Poco dopo la scomparsa, Bergs ha vinto il Challenger di Tallahasse, in Florida, dedicando il successo al nonno. “Sono sicuro che era presente – ha aggiunto –, quella settimana era con me. Ha reso tutto ancora più speciale. Da lui ho imparato in particolare tre cose: positività, voglia di combattere e capacità di trovare sempre una soluzione”.
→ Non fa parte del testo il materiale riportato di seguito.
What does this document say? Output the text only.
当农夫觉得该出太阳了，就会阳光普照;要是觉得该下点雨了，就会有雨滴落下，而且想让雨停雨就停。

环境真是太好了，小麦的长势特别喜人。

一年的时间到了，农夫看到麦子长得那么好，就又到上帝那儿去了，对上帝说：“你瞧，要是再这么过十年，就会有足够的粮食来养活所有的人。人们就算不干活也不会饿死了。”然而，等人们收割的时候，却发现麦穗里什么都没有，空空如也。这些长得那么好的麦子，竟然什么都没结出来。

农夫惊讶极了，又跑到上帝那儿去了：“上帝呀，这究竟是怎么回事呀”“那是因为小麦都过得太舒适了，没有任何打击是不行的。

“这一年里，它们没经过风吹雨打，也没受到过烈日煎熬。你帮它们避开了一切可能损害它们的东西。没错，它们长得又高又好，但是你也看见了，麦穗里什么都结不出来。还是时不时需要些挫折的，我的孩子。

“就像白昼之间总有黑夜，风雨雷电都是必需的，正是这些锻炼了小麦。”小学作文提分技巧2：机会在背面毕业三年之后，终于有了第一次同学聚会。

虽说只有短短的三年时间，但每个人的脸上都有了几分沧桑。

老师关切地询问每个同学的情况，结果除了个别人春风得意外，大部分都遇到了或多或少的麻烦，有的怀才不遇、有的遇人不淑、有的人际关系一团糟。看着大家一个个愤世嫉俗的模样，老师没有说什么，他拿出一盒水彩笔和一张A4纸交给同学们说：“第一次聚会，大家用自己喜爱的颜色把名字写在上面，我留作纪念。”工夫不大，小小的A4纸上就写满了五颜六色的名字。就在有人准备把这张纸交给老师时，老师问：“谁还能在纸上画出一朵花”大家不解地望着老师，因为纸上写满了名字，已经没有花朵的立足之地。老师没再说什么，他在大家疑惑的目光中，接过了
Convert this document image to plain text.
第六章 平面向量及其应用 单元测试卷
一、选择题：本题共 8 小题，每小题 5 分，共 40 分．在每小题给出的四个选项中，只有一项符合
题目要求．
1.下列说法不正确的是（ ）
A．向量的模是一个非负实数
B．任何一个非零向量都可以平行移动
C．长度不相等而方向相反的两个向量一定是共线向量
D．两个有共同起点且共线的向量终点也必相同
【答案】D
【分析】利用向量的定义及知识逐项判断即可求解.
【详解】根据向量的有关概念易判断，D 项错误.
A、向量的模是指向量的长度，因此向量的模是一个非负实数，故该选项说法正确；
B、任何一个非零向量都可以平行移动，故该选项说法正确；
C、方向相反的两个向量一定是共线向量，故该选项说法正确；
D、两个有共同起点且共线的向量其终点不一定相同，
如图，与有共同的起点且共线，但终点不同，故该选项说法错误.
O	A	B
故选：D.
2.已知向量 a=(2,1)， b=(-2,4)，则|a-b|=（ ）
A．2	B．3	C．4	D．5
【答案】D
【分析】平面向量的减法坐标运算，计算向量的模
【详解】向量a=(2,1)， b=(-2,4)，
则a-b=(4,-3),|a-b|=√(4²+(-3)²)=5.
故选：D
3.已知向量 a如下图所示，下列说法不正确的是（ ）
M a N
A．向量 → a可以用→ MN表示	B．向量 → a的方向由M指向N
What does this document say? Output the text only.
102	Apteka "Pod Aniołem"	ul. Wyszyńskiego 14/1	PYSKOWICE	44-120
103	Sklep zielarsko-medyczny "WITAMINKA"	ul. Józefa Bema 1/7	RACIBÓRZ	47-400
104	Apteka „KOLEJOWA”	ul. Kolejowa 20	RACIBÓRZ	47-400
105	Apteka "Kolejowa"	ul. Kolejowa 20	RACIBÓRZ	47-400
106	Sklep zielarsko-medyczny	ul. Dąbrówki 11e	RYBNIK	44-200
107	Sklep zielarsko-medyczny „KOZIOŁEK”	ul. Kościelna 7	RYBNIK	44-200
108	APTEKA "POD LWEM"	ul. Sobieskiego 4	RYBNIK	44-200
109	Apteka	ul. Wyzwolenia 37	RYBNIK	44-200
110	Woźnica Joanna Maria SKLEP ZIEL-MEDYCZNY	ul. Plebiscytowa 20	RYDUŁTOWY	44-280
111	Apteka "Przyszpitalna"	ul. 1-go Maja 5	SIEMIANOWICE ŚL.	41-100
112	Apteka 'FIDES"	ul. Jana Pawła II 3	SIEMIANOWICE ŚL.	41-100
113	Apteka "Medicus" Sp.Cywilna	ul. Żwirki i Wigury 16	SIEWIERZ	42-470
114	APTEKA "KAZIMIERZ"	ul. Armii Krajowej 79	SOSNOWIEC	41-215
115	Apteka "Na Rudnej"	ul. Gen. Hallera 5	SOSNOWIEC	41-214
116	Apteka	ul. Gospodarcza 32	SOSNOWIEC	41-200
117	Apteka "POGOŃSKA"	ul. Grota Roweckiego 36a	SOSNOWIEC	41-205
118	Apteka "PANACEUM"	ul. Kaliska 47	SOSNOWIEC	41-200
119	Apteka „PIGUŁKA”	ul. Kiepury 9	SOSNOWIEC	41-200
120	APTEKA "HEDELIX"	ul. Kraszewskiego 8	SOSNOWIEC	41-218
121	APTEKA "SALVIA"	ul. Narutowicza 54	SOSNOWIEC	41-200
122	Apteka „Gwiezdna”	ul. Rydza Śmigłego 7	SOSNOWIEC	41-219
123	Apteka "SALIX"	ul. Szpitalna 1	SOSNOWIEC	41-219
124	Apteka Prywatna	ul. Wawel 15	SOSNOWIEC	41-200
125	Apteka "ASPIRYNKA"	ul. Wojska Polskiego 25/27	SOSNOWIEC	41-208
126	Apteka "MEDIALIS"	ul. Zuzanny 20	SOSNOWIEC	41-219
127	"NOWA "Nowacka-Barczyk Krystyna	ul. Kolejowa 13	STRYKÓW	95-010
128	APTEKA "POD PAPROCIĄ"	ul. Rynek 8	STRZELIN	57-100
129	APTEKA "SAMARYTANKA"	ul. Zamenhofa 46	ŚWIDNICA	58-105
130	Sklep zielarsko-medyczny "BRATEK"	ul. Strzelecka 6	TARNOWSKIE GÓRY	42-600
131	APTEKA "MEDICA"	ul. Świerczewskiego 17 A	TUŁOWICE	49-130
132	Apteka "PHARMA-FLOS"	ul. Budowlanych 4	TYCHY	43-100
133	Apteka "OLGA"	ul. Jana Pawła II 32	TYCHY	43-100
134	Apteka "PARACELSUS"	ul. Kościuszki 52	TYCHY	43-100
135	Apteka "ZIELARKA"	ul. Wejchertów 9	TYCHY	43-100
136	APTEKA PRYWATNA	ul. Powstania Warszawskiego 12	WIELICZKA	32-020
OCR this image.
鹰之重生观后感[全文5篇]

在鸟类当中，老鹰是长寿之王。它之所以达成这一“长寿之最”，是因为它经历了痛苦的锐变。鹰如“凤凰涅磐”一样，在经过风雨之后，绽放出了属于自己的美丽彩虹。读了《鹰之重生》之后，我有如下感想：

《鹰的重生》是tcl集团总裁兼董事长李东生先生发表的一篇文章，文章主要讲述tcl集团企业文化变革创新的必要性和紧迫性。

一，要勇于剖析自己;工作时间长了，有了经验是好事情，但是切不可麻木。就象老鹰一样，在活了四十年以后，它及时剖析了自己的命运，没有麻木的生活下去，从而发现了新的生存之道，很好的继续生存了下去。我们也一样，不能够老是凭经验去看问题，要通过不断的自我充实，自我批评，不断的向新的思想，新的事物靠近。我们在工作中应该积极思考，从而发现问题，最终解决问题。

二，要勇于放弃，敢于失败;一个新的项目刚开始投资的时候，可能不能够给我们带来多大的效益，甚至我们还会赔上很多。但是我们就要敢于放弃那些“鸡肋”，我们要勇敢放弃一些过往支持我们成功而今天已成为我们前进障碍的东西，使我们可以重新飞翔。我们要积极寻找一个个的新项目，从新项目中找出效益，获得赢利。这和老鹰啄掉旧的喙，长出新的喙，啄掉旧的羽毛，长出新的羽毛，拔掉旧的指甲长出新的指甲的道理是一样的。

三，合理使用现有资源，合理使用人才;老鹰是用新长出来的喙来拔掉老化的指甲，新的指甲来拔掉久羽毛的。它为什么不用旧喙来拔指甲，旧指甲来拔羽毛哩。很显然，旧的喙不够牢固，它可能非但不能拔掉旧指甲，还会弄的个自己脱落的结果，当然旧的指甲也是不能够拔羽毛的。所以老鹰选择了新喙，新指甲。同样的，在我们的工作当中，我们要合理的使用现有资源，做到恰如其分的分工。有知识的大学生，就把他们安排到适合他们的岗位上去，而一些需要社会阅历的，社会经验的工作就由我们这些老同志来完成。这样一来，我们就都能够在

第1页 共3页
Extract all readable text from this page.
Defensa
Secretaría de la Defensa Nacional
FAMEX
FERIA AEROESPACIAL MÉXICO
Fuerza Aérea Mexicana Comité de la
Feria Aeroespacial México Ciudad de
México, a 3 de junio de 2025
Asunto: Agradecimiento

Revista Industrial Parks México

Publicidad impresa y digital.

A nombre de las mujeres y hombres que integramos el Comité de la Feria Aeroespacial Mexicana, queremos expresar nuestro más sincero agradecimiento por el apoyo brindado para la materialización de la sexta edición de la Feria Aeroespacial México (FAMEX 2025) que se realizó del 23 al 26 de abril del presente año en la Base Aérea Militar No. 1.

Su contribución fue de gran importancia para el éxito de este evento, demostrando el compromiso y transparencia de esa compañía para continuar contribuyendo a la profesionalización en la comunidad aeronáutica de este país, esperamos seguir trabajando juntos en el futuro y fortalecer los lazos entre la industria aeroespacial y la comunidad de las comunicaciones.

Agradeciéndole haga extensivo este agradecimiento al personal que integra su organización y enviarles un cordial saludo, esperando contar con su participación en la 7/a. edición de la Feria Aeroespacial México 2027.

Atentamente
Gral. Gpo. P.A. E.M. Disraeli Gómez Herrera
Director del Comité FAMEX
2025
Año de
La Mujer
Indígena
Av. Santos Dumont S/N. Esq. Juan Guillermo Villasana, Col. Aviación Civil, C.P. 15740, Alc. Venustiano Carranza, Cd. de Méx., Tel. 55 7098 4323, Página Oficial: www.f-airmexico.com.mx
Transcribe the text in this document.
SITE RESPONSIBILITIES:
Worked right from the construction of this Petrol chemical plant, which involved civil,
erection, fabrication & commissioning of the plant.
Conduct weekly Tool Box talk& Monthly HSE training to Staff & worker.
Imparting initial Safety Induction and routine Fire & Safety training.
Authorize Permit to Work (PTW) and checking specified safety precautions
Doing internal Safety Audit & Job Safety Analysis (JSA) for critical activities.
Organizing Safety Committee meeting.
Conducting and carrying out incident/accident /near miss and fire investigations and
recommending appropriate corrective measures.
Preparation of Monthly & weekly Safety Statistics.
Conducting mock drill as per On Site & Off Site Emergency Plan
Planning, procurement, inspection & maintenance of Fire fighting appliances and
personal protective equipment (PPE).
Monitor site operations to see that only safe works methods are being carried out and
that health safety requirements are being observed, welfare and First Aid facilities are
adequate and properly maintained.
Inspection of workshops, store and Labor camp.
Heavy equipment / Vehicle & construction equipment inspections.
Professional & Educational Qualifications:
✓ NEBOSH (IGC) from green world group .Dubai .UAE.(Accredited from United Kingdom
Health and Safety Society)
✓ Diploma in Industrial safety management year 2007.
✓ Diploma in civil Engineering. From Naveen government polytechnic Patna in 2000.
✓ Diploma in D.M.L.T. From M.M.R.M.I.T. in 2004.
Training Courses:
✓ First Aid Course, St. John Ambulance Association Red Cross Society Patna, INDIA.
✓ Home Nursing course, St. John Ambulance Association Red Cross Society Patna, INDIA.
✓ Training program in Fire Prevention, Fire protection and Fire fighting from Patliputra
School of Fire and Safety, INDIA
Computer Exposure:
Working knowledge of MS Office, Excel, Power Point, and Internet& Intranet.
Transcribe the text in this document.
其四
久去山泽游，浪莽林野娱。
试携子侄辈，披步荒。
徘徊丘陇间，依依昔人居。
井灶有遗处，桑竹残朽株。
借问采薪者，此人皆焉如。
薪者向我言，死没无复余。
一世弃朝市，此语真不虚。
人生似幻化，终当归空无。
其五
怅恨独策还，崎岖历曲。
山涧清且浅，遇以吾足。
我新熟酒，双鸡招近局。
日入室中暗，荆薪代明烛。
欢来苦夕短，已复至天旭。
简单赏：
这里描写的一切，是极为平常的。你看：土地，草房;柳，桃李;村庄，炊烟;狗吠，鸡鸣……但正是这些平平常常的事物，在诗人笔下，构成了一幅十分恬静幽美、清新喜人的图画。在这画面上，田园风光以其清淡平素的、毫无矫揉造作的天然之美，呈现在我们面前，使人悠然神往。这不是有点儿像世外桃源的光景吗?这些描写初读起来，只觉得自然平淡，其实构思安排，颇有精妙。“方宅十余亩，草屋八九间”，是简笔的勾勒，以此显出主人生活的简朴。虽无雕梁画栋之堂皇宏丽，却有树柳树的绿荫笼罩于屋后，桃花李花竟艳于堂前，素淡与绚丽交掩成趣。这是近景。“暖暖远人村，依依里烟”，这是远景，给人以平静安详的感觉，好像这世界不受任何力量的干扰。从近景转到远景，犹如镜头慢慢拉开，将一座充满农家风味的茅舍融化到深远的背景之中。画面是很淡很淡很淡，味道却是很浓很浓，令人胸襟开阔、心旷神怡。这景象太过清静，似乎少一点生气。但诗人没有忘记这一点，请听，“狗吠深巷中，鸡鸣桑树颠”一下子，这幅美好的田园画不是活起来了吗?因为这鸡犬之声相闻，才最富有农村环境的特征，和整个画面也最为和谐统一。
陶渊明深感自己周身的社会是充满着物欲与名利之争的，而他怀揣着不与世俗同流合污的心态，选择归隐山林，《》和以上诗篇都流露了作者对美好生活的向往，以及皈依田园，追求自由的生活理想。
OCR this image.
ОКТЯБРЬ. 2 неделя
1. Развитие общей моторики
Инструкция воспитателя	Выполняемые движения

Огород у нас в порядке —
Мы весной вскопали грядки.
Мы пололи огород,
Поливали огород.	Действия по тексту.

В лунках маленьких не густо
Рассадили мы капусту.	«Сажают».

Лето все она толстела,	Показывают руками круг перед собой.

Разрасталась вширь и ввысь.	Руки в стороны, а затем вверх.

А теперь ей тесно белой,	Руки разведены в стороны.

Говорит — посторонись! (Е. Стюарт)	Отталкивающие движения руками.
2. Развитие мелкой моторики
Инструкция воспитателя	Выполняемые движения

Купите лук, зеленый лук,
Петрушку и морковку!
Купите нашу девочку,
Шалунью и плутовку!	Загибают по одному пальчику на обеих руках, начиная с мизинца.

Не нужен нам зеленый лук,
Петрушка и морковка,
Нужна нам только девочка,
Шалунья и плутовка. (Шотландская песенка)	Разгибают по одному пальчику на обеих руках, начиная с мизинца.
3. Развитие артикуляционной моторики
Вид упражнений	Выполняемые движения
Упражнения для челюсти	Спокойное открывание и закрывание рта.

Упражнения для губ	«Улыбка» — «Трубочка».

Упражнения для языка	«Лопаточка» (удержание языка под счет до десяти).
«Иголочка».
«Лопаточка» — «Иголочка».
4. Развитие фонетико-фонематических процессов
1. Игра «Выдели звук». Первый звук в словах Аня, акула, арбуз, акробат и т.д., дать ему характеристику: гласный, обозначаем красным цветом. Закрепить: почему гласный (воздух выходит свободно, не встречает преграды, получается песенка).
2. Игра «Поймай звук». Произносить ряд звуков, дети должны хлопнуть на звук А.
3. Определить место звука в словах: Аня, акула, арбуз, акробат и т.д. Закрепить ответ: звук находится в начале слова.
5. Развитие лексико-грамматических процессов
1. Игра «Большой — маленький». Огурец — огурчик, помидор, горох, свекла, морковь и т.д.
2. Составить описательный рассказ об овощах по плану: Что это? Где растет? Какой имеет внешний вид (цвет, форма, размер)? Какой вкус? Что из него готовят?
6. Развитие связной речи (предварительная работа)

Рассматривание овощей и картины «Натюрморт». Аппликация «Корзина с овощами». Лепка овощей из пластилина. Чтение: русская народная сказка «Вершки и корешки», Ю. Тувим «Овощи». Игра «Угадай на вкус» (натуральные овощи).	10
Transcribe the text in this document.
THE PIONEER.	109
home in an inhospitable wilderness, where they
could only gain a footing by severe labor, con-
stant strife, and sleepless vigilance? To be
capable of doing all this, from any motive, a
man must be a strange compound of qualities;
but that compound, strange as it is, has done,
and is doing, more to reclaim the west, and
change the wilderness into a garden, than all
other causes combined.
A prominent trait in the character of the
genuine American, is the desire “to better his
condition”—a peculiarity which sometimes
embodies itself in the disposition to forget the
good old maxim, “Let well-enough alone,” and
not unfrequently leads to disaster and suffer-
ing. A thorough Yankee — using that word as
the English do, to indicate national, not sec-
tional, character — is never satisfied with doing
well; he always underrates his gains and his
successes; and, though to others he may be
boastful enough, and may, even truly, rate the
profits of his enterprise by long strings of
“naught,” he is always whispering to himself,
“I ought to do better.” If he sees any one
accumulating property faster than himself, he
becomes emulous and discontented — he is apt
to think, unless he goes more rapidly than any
Il terzo insegnamento del nonno gli è servito nel corso dell’estate, quando dopo i quarti a Gstaad ha accusato la rottura di un legamento del polso sinistro. Rientrato in Belgio, si è sentito dire che si sarebbe dovuto operare, rimanendo ai box per almeno quattro. Ma non ci ha pensato nemmeno un secondo. Ha lavorato un mesetto sulla riabilitazione e al rientro in campo ha utilizzato per un paio di mesi solamente il rovescio in slice, così da non impegnare il braccio sinistro nell’esecuzione del colpo. “Sapevo che l’aveva fatto anche Moutet – ha detto –, così ne ho seguito l’esempio. Non volevo fermarmi in un buon momento della mia stagione, e poi l’ho trovata una sfida interessante”.

All’inizio ha faticato un po’, poi pian piano si è abituato alla soluzione e ora, pur avendo recuperato l’utilizzo del rovescio tradizionale, continua a utilizzare lo slice molto più di prima, perché nel frattempo è diventato un colpo robusto, solido ed efficace. “La differenza rispetto a prima – ha spiegato – è enorme. Mi auguro che questo possa aiutarmi a salire ancora in classifica, perché ci sto mettendo tanto impegno”. In sostanza, dalle difficoltà lo Zizou della racchetta ha trovato lo spunto per migliorarsi, e magari pure lo slancio decisivo verso la top-100. Problem solving alla massima potenza. Nonno ne sarebbe orgoglioso.